Finalmente, es claro que el armazón conceptual que sostenía esas lecturas enfrentaba más de una dificultad; tanto como que ni Pichon ni quienes se presentaron como sus continuadores pudieron producir una obra teórica significativa, a la altura de los desafíos que nacían de ese proyecto y de esa enorme voluntad práctica. En todo caso, resta la insólita grandeza de ese programa “emergente” (para utilizar un término clave del vocabulario pichoniano) de un tiempo que ya no es, evidentemente, el nuestro. Un programa en el cual la reforma de los espacios de segregación de la locura podía combinar esas extensiones y cruces inéditos: de las relaciones de objeto tempranas a la familia y a la locura y de allí al ideal de una refundación de la sociedad que reencontraba en la praxis de los grupos la matriz de construcción sociopolítica de una república de ciudadanos.

Hugo Vezzetti

Prof. Titular de Historia de la Psicología. Cátedra I. Fac. de Psicología. U.B.A.

 

Notas:

1.  Vicente Zito Lema, Conversaciones, op. cit., p.38

2.  Id., pp.291-292.

3.  Véase G. Germani, Política y sociedad en una época de transición, op. cit., cap.9, "La integración de las masas a la visa política y el totalitarismo".

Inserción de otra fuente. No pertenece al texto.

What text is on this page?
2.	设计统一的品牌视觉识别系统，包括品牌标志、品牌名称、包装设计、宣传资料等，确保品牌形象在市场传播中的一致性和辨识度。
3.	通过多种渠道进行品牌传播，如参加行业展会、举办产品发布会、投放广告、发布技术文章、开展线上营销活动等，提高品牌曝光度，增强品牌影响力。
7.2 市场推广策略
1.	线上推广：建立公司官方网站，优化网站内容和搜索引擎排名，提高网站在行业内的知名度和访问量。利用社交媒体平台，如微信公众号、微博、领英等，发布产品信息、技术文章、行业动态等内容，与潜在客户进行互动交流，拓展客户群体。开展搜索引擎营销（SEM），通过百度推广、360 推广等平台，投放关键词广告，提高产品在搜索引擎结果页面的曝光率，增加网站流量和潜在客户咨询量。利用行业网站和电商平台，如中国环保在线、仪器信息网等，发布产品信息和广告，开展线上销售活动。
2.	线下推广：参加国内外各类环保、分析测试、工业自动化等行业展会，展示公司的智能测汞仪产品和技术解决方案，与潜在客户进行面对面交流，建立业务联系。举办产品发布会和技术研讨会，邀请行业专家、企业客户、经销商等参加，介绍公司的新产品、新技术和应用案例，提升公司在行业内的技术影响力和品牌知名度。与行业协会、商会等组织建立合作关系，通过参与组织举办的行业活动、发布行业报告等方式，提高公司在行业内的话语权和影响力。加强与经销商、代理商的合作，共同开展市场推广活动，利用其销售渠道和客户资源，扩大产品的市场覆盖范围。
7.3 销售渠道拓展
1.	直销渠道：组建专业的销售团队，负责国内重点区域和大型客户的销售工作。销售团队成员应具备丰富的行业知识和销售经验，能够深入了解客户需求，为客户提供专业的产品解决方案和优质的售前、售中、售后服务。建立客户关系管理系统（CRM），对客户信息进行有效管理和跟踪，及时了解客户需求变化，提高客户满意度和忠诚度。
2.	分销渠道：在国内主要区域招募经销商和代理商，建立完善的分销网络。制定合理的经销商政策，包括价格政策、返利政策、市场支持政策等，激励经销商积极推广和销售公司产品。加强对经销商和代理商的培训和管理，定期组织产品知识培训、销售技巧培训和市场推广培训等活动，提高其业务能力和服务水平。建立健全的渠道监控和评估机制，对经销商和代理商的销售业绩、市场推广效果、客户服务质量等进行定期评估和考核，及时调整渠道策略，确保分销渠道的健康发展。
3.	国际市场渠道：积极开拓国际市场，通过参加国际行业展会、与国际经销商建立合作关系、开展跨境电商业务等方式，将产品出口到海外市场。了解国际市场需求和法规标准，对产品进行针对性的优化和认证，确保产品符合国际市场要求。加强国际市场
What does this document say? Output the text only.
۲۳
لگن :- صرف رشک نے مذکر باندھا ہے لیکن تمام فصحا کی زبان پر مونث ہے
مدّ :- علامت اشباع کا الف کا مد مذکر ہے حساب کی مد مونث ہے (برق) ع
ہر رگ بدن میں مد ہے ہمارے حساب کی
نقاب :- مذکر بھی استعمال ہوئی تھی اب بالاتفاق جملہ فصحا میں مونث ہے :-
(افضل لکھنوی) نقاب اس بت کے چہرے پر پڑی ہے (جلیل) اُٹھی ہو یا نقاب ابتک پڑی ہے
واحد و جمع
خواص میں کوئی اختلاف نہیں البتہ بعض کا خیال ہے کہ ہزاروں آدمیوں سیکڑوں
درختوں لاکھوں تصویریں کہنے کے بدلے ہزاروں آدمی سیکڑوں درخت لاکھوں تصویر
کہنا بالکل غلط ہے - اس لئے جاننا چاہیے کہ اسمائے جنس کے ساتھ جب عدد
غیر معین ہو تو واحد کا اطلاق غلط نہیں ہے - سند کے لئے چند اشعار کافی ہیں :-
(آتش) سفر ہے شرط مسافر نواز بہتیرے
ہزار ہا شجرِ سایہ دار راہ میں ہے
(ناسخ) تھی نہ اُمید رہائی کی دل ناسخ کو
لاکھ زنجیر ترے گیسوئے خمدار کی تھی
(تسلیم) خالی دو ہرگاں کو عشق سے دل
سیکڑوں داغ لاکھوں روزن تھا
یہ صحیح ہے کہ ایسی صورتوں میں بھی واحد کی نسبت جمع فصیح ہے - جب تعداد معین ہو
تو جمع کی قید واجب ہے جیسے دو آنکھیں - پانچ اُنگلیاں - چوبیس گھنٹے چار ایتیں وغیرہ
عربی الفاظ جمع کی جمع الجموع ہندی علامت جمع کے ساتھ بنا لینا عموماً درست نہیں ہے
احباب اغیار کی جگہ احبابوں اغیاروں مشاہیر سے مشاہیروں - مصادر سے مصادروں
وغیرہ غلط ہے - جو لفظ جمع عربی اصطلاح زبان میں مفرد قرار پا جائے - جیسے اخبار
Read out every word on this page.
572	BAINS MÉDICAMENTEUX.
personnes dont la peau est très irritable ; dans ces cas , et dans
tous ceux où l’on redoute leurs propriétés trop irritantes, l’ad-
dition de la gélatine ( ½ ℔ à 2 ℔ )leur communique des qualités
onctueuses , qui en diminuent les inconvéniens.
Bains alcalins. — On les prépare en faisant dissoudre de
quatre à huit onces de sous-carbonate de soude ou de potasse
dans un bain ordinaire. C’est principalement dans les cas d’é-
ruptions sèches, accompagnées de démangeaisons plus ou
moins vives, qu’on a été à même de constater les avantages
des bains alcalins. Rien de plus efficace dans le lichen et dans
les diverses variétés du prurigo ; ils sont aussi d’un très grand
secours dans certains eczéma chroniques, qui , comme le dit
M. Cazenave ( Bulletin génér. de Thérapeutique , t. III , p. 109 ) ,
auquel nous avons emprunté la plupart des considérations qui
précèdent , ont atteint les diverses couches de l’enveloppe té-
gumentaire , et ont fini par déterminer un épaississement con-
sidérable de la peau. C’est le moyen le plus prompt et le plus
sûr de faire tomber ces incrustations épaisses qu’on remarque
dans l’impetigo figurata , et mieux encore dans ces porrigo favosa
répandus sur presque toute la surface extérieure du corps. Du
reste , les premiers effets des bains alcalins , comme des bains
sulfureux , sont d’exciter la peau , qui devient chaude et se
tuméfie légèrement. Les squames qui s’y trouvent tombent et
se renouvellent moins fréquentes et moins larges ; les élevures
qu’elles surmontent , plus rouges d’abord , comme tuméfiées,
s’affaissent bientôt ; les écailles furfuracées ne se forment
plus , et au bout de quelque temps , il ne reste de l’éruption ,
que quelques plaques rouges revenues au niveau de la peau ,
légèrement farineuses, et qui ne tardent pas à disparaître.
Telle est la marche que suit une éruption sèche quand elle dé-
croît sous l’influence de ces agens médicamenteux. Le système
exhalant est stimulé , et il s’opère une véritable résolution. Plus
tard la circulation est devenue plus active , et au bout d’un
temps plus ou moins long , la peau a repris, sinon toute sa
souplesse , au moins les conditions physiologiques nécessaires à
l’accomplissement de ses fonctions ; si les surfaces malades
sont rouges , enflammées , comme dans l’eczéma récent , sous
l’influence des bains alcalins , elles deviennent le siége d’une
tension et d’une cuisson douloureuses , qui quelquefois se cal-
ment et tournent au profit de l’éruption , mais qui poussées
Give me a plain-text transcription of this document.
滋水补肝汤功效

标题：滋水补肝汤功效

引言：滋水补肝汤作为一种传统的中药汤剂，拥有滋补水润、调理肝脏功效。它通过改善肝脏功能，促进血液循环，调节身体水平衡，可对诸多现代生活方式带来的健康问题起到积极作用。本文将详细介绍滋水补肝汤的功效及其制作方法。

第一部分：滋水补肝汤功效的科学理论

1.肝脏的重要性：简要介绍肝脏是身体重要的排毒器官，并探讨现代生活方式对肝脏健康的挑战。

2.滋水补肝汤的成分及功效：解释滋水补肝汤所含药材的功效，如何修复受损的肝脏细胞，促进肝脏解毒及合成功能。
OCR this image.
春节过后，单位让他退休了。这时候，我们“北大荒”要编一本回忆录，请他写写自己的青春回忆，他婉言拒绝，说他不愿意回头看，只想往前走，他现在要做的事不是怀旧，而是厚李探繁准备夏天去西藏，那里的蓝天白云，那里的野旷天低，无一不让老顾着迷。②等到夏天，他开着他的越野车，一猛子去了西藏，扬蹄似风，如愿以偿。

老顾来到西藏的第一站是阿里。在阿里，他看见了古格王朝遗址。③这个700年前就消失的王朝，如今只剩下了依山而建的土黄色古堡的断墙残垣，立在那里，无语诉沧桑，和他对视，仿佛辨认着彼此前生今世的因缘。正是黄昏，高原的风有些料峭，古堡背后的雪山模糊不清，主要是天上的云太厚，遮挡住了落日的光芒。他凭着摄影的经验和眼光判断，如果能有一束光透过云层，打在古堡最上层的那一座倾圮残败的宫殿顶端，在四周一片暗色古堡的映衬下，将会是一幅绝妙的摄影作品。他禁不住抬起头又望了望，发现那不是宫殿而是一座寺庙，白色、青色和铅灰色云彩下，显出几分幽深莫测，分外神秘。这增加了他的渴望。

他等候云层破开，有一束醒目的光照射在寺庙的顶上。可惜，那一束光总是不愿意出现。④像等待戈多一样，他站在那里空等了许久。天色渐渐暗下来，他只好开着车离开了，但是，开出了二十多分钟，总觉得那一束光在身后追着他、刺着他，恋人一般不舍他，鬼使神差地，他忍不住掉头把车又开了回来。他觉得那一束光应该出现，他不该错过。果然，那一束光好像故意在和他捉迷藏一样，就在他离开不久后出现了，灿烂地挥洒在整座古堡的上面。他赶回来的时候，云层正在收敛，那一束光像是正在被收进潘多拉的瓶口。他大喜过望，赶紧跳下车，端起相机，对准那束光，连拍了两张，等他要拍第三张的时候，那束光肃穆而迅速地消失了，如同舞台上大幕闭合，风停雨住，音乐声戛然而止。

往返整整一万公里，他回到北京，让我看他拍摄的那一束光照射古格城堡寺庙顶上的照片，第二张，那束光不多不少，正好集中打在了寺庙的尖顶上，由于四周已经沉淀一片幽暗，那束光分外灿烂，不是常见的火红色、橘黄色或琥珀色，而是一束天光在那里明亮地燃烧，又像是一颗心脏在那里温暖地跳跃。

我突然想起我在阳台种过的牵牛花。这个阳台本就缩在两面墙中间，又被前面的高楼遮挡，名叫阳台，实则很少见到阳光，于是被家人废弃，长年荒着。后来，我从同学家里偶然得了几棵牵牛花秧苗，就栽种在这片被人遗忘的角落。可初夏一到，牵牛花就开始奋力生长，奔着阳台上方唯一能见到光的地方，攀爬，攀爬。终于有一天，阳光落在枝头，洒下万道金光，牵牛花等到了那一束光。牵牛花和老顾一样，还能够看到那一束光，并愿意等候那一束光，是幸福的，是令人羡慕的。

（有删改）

4.  E. Pichon Riviére, J. Bleger, D. Liberman y E. Rolla, "Técnica de los grupos operativos", Acta Neuropsiquiátrica Argentina, 1960,6, en Del Psicoanálisis a la Psicología Social, Bs. As., Galerna 1971, t.II, p.261, las citas corresponden a esta edición.

5.  Ana Quiroga, "Biogragía: Enrique pichon-Riviére (1907-1977)", Revista Argentina de Clínica Psicológica, I (1), abril de 1992.

6.  EPR, "Empleo del Tofranil en psicoterapia individual y grupal" (1960) Acta psiq. psicolog. A Latina, vol. VI.

7.  H Vezzetti, Aventuras..., op. cit.

8.  EPR, "Freud: punto de partida de la psicológia social" (1965, inédito), en Del psicoanálisis a la psicología social, Bs. As., Galerna, 1970, tomo 2, p. 172.